Proceedings before the judge to remove a prosecuting attorney from office for willful misconduct or maladministration in office do not require an issue to be submitted to the jury, as such office is not a property right under the provisions of this section. State ex rel. Hyatt v. Hamme, 180 N.C. 684, 104 S.E. 174 (1920).
Revocation of Driver's License. - Since an action to revoke a driver's license is a civil action, jury trial is not necessary. State v. Carlisle, 20 N.C. App. 358, 201 S.E.2d 704 (1973), aff'd, 285 N.C. 229, 204 S.E.2d 15 (1974).
Section 18B-504 does not preserve the right to trial by jury. State v. Morris, 103 N.C. App. 246, 405 S.E.2d 351 (1991).
Neither § 90-112 nor § 90-112.1 creates a right to trial by jury. State v. Morris, 103 N.C. App. 246, 405 S.E.2d 351 (1991).
An action under § 90-112.1 is in the nature of an action for replevin and is in essence a civil action; as such, the right to a jury trial, if any, is governed by this section of the Constitution, and thus, defendant was not entitled to a trial by jury for her remission action. State v. Honaker, 111 N.C. App. 216, 431 S.E.2d 869 (1993).

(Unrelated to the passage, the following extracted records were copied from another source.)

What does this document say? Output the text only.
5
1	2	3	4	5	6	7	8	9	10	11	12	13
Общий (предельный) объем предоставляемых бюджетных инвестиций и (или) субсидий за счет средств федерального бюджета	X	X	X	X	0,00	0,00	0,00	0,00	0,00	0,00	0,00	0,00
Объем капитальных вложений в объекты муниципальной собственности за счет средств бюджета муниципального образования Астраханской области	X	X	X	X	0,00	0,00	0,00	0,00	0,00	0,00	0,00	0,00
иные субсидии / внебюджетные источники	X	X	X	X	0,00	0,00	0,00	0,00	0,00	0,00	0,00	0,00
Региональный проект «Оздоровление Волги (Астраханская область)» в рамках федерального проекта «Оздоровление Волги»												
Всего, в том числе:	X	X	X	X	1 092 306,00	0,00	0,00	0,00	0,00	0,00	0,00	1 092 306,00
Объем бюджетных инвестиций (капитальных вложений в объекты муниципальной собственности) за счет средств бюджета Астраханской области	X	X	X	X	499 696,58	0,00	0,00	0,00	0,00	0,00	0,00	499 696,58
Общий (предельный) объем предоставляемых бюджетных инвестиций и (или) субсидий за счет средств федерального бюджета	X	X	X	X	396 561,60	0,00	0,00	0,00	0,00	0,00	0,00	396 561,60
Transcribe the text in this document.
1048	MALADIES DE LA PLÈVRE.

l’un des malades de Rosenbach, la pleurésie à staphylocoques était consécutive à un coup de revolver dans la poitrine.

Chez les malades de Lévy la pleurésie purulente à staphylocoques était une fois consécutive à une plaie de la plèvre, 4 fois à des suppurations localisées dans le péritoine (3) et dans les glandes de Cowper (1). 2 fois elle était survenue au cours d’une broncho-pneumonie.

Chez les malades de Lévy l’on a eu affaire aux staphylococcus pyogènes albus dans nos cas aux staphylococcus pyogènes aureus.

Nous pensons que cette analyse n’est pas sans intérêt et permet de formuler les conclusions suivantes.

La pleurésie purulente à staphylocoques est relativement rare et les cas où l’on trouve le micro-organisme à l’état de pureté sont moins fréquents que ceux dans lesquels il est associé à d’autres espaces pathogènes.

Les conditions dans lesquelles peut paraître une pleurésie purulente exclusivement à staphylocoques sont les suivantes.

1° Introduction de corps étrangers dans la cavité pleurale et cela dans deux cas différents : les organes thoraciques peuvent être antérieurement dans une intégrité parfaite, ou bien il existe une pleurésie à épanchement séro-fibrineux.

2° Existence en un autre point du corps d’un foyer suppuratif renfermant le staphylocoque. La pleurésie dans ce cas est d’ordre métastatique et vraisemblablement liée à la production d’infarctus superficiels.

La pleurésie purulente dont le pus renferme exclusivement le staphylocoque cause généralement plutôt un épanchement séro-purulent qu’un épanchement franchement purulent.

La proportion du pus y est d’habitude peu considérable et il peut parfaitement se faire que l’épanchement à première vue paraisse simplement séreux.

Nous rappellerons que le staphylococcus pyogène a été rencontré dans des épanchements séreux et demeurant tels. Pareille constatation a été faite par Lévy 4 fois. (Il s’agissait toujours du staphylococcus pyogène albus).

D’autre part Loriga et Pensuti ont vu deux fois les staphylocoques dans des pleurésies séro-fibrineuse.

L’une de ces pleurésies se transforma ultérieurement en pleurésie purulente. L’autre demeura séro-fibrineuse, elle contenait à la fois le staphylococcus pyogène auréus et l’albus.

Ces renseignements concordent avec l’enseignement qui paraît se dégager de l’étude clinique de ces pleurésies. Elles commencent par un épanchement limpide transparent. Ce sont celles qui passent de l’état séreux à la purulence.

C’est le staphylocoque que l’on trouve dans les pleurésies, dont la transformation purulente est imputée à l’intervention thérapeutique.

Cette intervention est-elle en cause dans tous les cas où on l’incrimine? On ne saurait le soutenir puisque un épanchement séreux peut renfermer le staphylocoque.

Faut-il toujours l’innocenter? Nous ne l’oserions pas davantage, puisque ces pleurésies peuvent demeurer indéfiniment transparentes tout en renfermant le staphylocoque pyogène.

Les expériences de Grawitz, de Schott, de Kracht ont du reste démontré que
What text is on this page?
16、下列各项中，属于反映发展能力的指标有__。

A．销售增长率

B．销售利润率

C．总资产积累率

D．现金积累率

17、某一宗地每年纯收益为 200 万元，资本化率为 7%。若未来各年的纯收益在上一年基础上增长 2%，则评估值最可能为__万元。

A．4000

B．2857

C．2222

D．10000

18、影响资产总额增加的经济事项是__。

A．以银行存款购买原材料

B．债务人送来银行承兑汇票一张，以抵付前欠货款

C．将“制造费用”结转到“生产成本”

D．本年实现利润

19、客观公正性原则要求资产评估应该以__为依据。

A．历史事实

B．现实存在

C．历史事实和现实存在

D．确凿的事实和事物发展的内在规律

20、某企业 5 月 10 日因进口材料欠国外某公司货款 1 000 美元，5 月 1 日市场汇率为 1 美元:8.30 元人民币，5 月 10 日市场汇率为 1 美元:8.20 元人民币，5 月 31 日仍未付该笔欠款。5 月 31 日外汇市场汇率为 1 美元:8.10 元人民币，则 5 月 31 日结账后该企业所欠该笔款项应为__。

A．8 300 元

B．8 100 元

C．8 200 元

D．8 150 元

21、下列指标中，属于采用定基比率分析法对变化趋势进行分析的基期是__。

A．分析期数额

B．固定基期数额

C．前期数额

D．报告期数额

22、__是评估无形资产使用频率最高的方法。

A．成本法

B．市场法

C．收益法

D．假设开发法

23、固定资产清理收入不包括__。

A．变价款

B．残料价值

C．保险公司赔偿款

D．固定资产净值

Insanity Proceedings. - The right to trial by jury did not exist at common law in insanity proceedings and is thus not required under this section. In re Taylor, 25 N.C. App. 642, 215 S.E.2d 789 (1975).
Taxes. - The right to trial by jury guaranteed by this section does not apply to matters concerned with the administration of the tax laws and the machinery for the collection of taxes, unless the statute affords express authority for this method of determining questions of fact. State ex rel. Unemployment Comp. Comm'n v. J.M. Willis Barber & Beauty Shop, 219 N.C. 709, 15 S.E.2d 4 (1941).
This section does not require court review of the valuation of land for taxation, or determination of such value by a jury in a de novo hearing, and will not support resort to certiorari for that purpose. Belk's Dep't Store, Inc. v. Guilford County, 222 N.C. 441, 23 S.E.2d 897 (1943).
As to controversies between Board of Education and county commissioners, see Board of Educ. v. Board of Comm'rs, 182 N.C. 571, 109 S.E. 630 (1921), citing Board of Educ. v. Board of County Comm'rs, 174 N.C. 469, 93 S.E. 1001 (1917).